Randori may be contrasted with kata, as two potentially complementary types of training. The emphasis is first on throwing techniques. Throwing practice is more valuable to both physical and spiritual training. Becoming too involved in grappling early in one's training makes it unlikely that nage-waza will be mastered.

There is no sport or tournament activity in the Mizukan, although there is a strong practice of (not competitive) randori ("free training"). The intent of our randori practice is for both training partners to explore the possibilities open to them and take part in the learning experience. At some point we actually seem to transcend worrying about who "wins or loses." What is really important is good technique and taking care of our partner while we both learn.

We first learn randori by going very slowly with movements full of intent but with relaxed muscles. The use of power or brute force is discouraged. When we sense a need for more power it means a change in direction and body relationships is required. All of us make the mistake of trying to overcome force with more force as we are learning. During the learning process, though, we come to understand that adding force and speed when something isn't working only exacerbates the problem.

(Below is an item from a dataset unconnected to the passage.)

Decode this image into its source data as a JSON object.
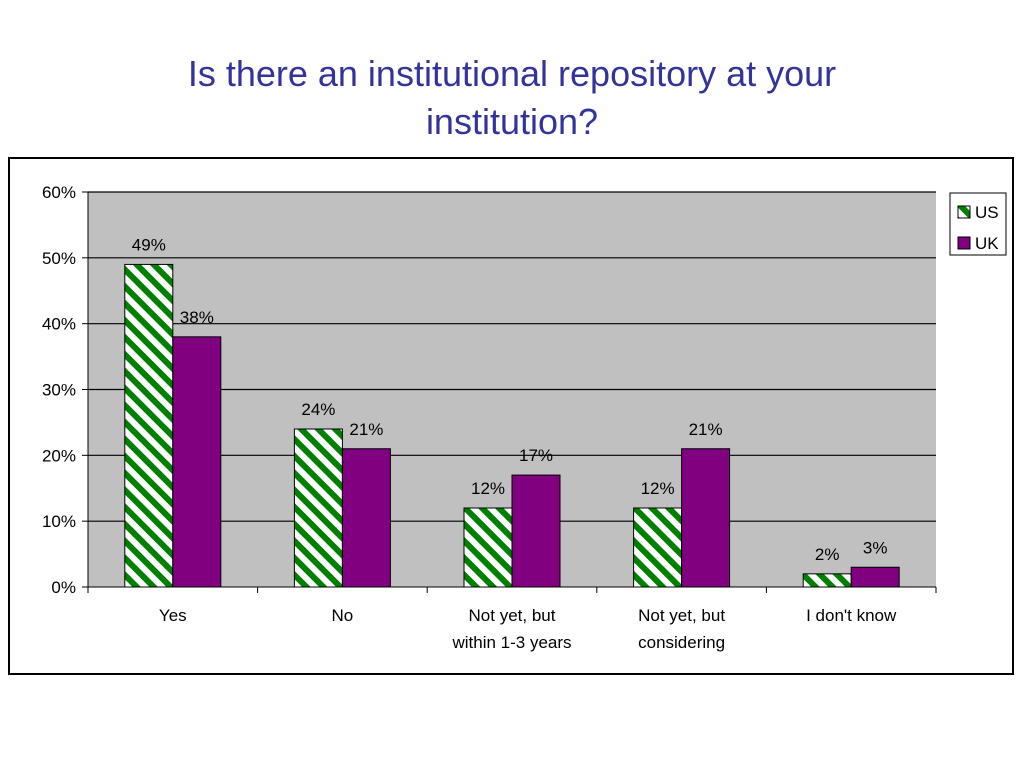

The only "cooperation" or agreement in our practice is for uke (the giver) to provide an attack full of intent (no matter what speed and power is being used) and to continue to be dangerous to tori (the taker). Tori blends with the speed, focus, intent, and energy of the attack, gains the lead and ultimately "fits" whatever waza (technique) that naturally happens. If the technique isn't successful, then uke attempts to turn the tables on tori. Uke and tori continue to make moves and counter moves until something happens which can't be countered.

After much quality practice our randori leads us to spontaneous creative decision making where things just seem to happen out of nowhere. This is the essence of true budo. As experience and skill levels increase, the ability to train at full speed and power is attained.